D’autre part, le montant à verser au Trésor belge est majoré des intérêts de retards rétroactifs [cf. Note 2], et l’administration est habilitée à appliquer le délai d’imposition extraordinaire de 7 ans, conformément à l’article 358, §1er, 2° du Code des impôts sur les revenus (C.I.R.).

Cette position presque automatique de l’administration a fort heureusement été réfutée par le Tribunal de première instance d’Anvers dans son jugement du 3 mai 2021 [cf. note 3]. Dans ce jugement, le tribunal établit que l’intention frauduleuse ne peut pas être présumée dans le chef du contribuable. Au contraire, l’administration doit établir de manière objective que le contribuable a volontairement omis de déclarer ce compte à l’étranger avec la volonté de se procurer un avantage illégal, à savoir une économie d’impôt.

Cela relève de l’évidence mais la piqûre de rappel était manifestement nécessaire pour l’administration fiscale.

La non-déclaration d’un compte bancaire ouvert à l’étranger peut effectivement résulter d’un simple oubli ou d’une ignorance, ce qui exclut toute intention frauduleuse.
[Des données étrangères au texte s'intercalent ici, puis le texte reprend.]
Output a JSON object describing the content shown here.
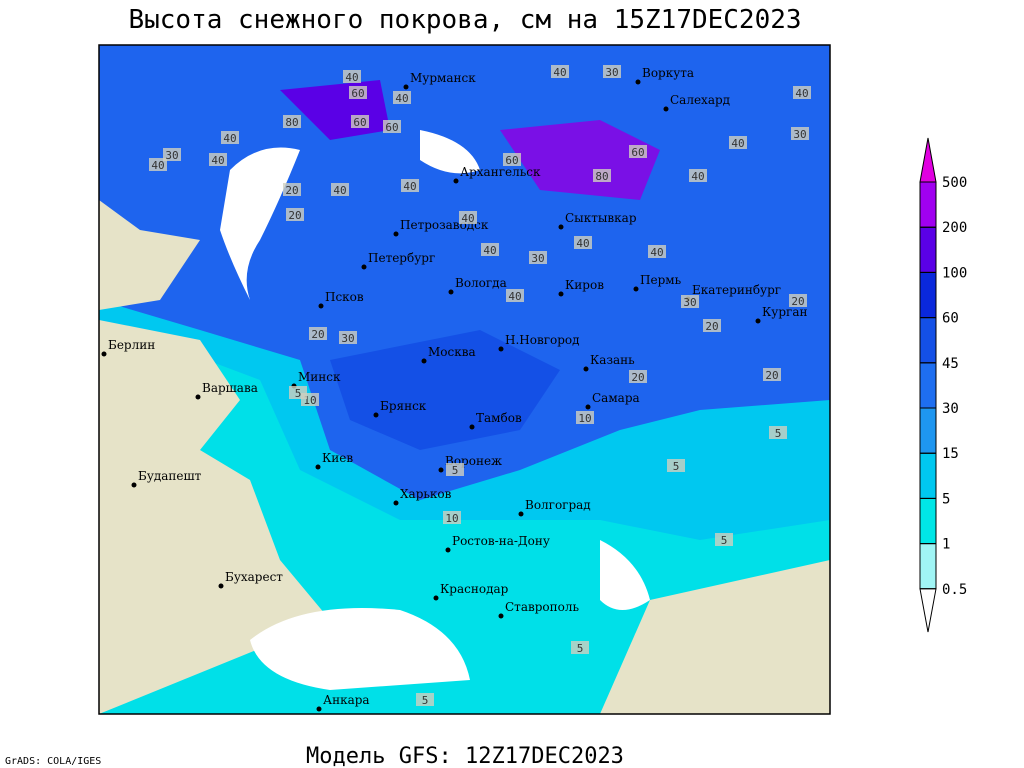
{
  "title": "Высота снежного покрова, см на 15Z17DEC2023",
  "subtitle": "Модель GFS: 12Z17DEC2023",
  "credit": "GrADS: COLA/IGES",
  "legend": {
    "levels": [
      0.5,
      1,
      5,
      15,
      30,
      45,
      60,
      100,
      200,
      500
    ],
    "colors": [
      "#ffffff",
      "#a0f5f5",
      "#00e6e6",
      "#00c8f0",
      "#1e96f0",
      "#1e6ef0",
      "#1450e6",
      "#0a28dc",
      "#5a00e6",
      "#a000f0",
      "#e000e0"
    ]
  },
  "cities": [
    "Мурманск",
    "Воркута",
    "Салехард",
    "Архангельск",
    "Петрозаводск",
    "Сыктывкар",
    "Петербург",
    "Вологда",
    "Киров",
    "Пермь",
    "Екатеринбург",
    "Курган",
    "Псков",
    "Москва",
    "Н.Новгород",
    "Казань",
    "Берлин",
    "Варшава",
    "Минск",
    "Брянск",
    "Тамбов",
    "Самара",
    "Киев",
    "Воронеж",
    "Будапешт",
    "Харьков",
    "Волгоград",
    "Ростов-на-Дону",
    "Бухарест",
    "Краснодар",
    "Ставрополь",
    "Анкара"
  ],
  "contour_labels": [
    40,
    60,
    40,
    60,
    80,
    40,
    30,
    60,
    40,
    40,
    40,
    30,
    80,
    60,
    60,
    40,
    40,
    40,
    40,
    20,
    20,
    40,
    40,
    30,
    40,
    40,
    40,
    30,
    30,
    20,
    20,
    20,
    30,
    40,
    10,
    5,
    20,
    20,
    10,
    5,
    5,
    5,
    5,
    10,
    5,
    5
  ]
}
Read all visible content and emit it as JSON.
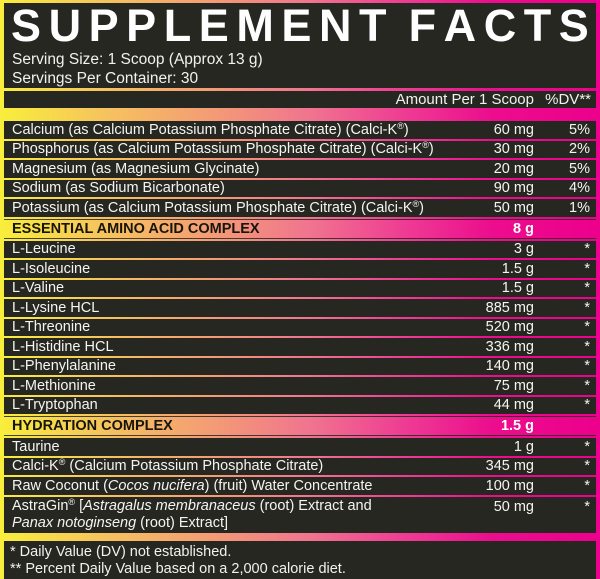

Cette décision est donc une juste application de la loi mais on espère que l’administration fiscale abandonnera ses arguments génériques invoqués à l’emporte-pièce, sans tenir compte des faits de l’espèce.



Mikaël Gossiaux
Stefano Coppola
Avocats au barreau de Bruxelles - Hirsch & Vanhaelst



Notes:

[1] C.I.R., art. 444 ; A.R./C.I.R., art. 226, C.

[2] C.I.R., art. 415.

[3] Trib. Anvers, 3 mai 2021, R.G. 20/1393/A.